Congress also constrained the administration's multiyear grants policy. The White House had proposed reserving half of NIH's budget for grants that fully fund multi-year projects upfront, rather than obligating funds incrementally each year. The enacted law capped multiyear grant obligations at the same level as 2025.
Political Stakes
For the administration, the 2026 appropriations outcome is a significant setback. The proposed restructuring and deep cuts were rejected by a Republican-controlled Congress, suggesting that even within the GOP, there is limited appetite for the scale of NIH reform the White House sought. The administration's indirect cost policy was blocked by both the courts and the legislature.

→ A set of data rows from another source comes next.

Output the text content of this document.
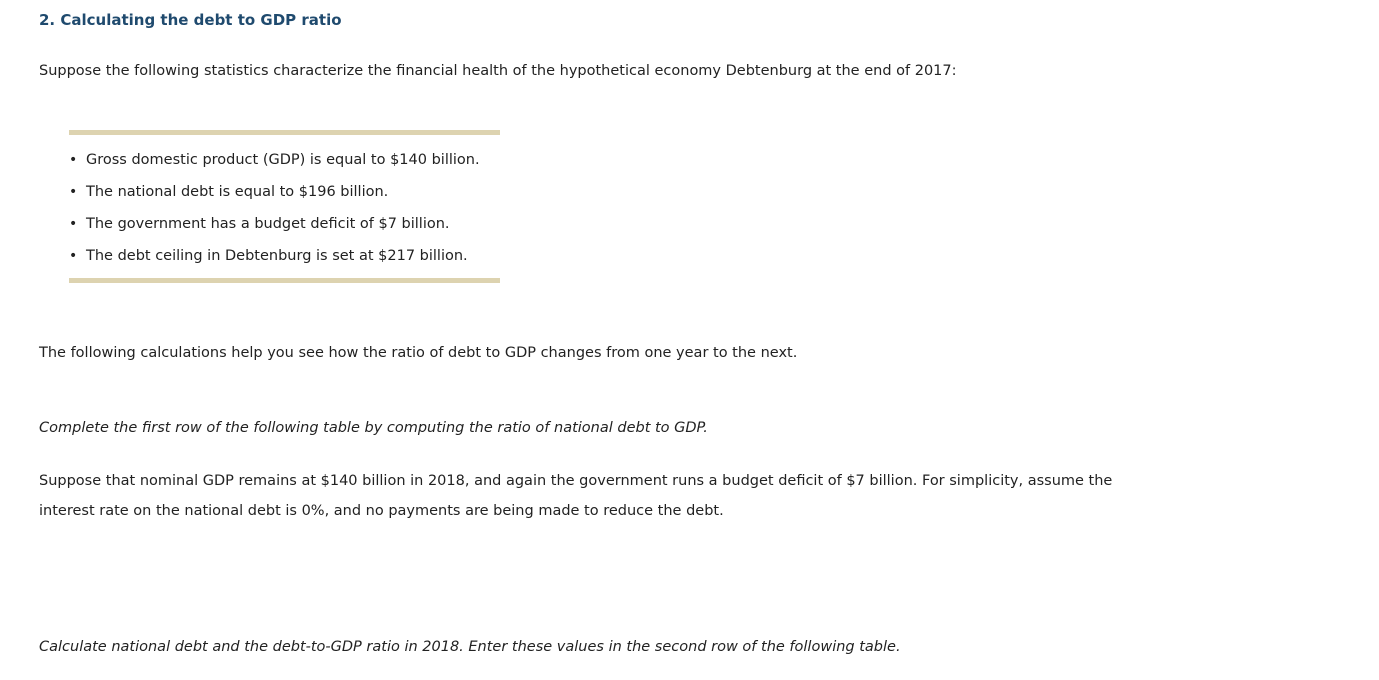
2. Calculating the debt to GDP ratio

Suppose the following statistics characterize the financial health of the hypothetical economy Debtenburg at the end of 2017:

• Gross domestic product (GDP) is equal to $140 billion.
• The national debt is equal to $196 billion.
• The government has a budget deficit of $7 billion.
• The debt ceiling in Debtenburg is set at $217 billion.

The following calculations help you see how the ratio of debt to GDP changes from one year to the next.

Complete the first row of the following table by computing the ratio of national debt to GDP.

Suppose that nominal GDP remains at $140 billion in 2018, and again the government runs a budget deficit of $7 billion. For simplicity, assume the

interest rate on the national debt is 0%, and no payments are being made to reduce the debt.

Calculate national debt and the debt-to-GDP ratio in 2018. Enter these values in the second row of the following table.
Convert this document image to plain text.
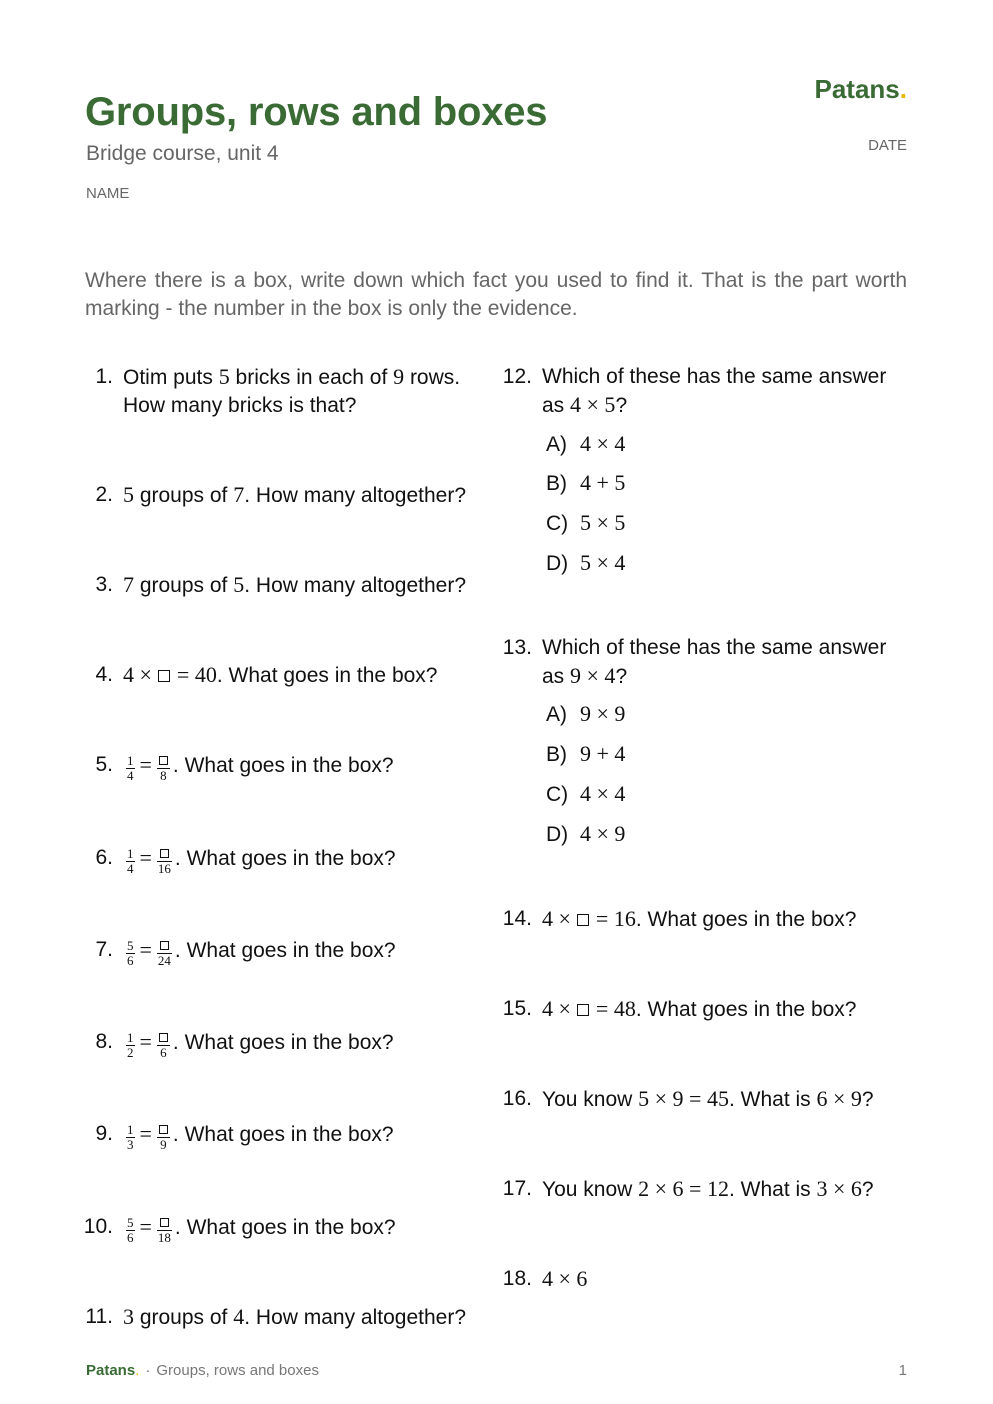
Groups, rows and boxes
Bridge course, unit 4
NAME
Patans.
DATE

Where there is a box, write down which fact you used to find it. That is the part worth marking - the number in the box is only the evidence.

1. Otim puts 5 bricks in each of 9 rows.
How many bricks is that?
2. 5 groups of 7. How many altogether?
3. 7 groups of 5. How many altogether?
4. 4 ×  = 40. What goes in the box?
5. $\frac{1}{4} = 8$ . What goes in the box?
6. $\frac{1}{4} = 16$ . What goes in the box?
7. $\frac{5}{6} = 24$ . What goes in the box?
8. $\frac{1}{2} = 6$ . What goes in the box?
9. $\frac{1}{3} = 9$ . What goes in the box?
10. $\frac{5}{6} = 18$ . What goes in the box?
11. 3 groups of 4. How many altogether?
12. Which of these has the same answer
as 4 × 5?
A) 4 × 4
B) 4 + 5
C) 5 × 5
D) 5 × 4
13. Which of these has the same answer
as 9 × 4?
A) 9 × 9
B) 9 + 4
C) 4 × 4
D) 4 × 9
14. 4 ×  = 16. What goes in the box?
15. 4 ×  = 48. What goes in the box?
16. You know 5 × 9 = 45. What is 6 × 9?
17. You know 2 × 6 = 12. What is 3 × 6?
18. 4 × 6
Patans. · Groups, rows and boxes	1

For Congress, the episode highlights the ongoing tension between executive branch efforts to reshape federal agencies through budget proposals and the appropriations process as a check on that authority. Lawmakers used the 2026 spending bill not just to fund NIH at near-prior-year levels, but also to affirmatively prohibit specific administrative actions.
For the research community, the 2026 enacted numbers provide near-term stability. But the underlying dynamic is unresolved. The administration's proposals remain a marker of its policy direction, and future budget cycles could revisit the same cuts and restructuring. Meanwhile, even with the 2026 increase, NIH's inflation-adjusted funding continues to lag behind its 2003 peak by more than 10 percent.
A separate subplot in the CRS report adds another dimension. The Government Accountability Office (GAO) found in August 2025 that NIH had obligated $8 billion less between February and June 2025 than it had in the same period in 2024, raising questions about whether funds were being withheld in potential violation of the Impoundment Control Act. CRS's own subsequent analysis found that NIH ultimately obligated close to 100 percent of its 2025 discretionary budget authority by the end of the fiscal year — but the episode underscored the degree to which the administration's approach to NIH spending had drawn legal scrutiny.
The Bottom Line
NIH Funding Survived 2026 — The Larger Battle Continues
Congress preserved NIH's structure and its funding level for 2026, rejecting the administration's proposed cuts and reorganization in nearly every respect. The enacted total of $47.493 billion is $19.6 billion more than the White House requested.
But the administration's budget proposals, the blocked indirect cost policy, and the mid-year spending slowdown that drew GAO scrutiny all point to a sustained effort to reshape how NIH operates and how much it spends. The 2026 appropriations cycle was a decisive round for Congress, but not a final one. The next budget cycle will test whether that outcome holds.